A US Senator has made history by sharing a personal abortion story with the public - making him the first to do so while in office.
Gary Peters, a Democratic Senator from Michigan, told Elle magazine on Monday how abortion may have saved the life of his first wife.
It comes as President Donald Trump's Supreme Court nominee Amy Coney Barrett had her US Senate confirmation hearing on Wednesday (NZ time). There are concerns Barrett, a conservative and devout Roman Catholic, could cast a vote for overturning the landmark 1973 Roe v Wade ruling legalising abortion in the US.
Peters said the abortion happened in Detriot in the late 1980s when he and his then-wife Heidi were pregnant with their second child, a child they wanted to keep.
Heidi was four months pregnant when her water broke, creating unsurvivable conditions for the baby.
Their doctor told them to go home and wait for a natural miscarriage, but it didn't happen and they returned to the hospital the next day, Peters told Elle.
The doctor recommended an abortion but it couldn't be provided at the hospital due to a ban, so the couple decided to wait another day.
But Heidi's health deteriorated and they returned to the hospital again, where the doctor told them the situation was dire and Heidi could lose her uterus if she didn't have an immediate abortion.
The doctor appealed to the hospital board for an exemption, to be able to provide an abortion, but it was denied.
"I still vividly remember he left a message on the answering machine saying, 'They refused to give me permission, not based on good medical practice, simply based on politics.

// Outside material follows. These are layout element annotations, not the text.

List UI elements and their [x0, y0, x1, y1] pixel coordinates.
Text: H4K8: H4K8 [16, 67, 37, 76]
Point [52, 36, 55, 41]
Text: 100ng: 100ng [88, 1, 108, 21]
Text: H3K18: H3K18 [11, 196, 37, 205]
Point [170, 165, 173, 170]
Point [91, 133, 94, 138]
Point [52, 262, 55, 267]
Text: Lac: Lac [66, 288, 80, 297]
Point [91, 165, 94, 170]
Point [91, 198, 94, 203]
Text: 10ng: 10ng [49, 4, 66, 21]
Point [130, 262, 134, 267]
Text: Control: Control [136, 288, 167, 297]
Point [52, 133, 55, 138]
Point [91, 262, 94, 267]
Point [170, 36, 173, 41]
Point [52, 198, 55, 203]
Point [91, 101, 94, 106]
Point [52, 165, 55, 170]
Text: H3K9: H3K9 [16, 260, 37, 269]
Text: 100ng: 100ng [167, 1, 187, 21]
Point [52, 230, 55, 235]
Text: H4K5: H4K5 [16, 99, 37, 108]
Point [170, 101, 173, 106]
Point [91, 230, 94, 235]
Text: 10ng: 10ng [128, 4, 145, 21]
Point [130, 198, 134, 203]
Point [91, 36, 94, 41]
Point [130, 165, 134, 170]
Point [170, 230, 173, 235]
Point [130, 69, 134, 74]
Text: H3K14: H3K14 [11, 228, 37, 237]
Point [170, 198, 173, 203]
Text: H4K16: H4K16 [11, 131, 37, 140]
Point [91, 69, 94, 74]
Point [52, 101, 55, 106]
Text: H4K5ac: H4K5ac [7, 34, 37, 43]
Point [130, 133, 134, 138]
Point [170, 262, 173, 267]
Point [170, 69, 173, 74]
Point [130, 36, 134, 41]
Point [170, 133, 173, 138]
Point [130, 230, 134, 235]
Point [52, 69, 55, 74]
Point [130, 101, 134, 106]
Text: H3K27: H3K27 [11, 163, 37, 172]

I recommend you immediately find another physician who can do this procedure quickly,'" Peters told Elle.
The couple was only able to get an abortion because they were friends with the chief administrator at another hospital.
Heidi said in a statement the experience was "painful and traumatic".
"If it weren't for urgent and critical medical care, I could have lost my life."
Peters agreed it "enacted an incredible emotional toll".
"It's a story of how gut-wrenching and complicated decisions can be related to reproductive health, a situation I went through with my first wife," he said. "It's important for folks to understand that these things happen to folks every day.
"I've always considered myself pro-choice and believe women should be able to make these decisions themselves, but when you live it in real life, you realise the significant impact it can have on a family."
He said it was particularly important to share his story ahead of the possible appointment of Barrett.
"It's important for folks who are willing to tell these stories to tell them, especially now," Peters said.
"The new Supreme Court nominee could make a decision that will have major ramifications for reproductive health for women for decades to come. This is a pivotal moment for reproductive freedom."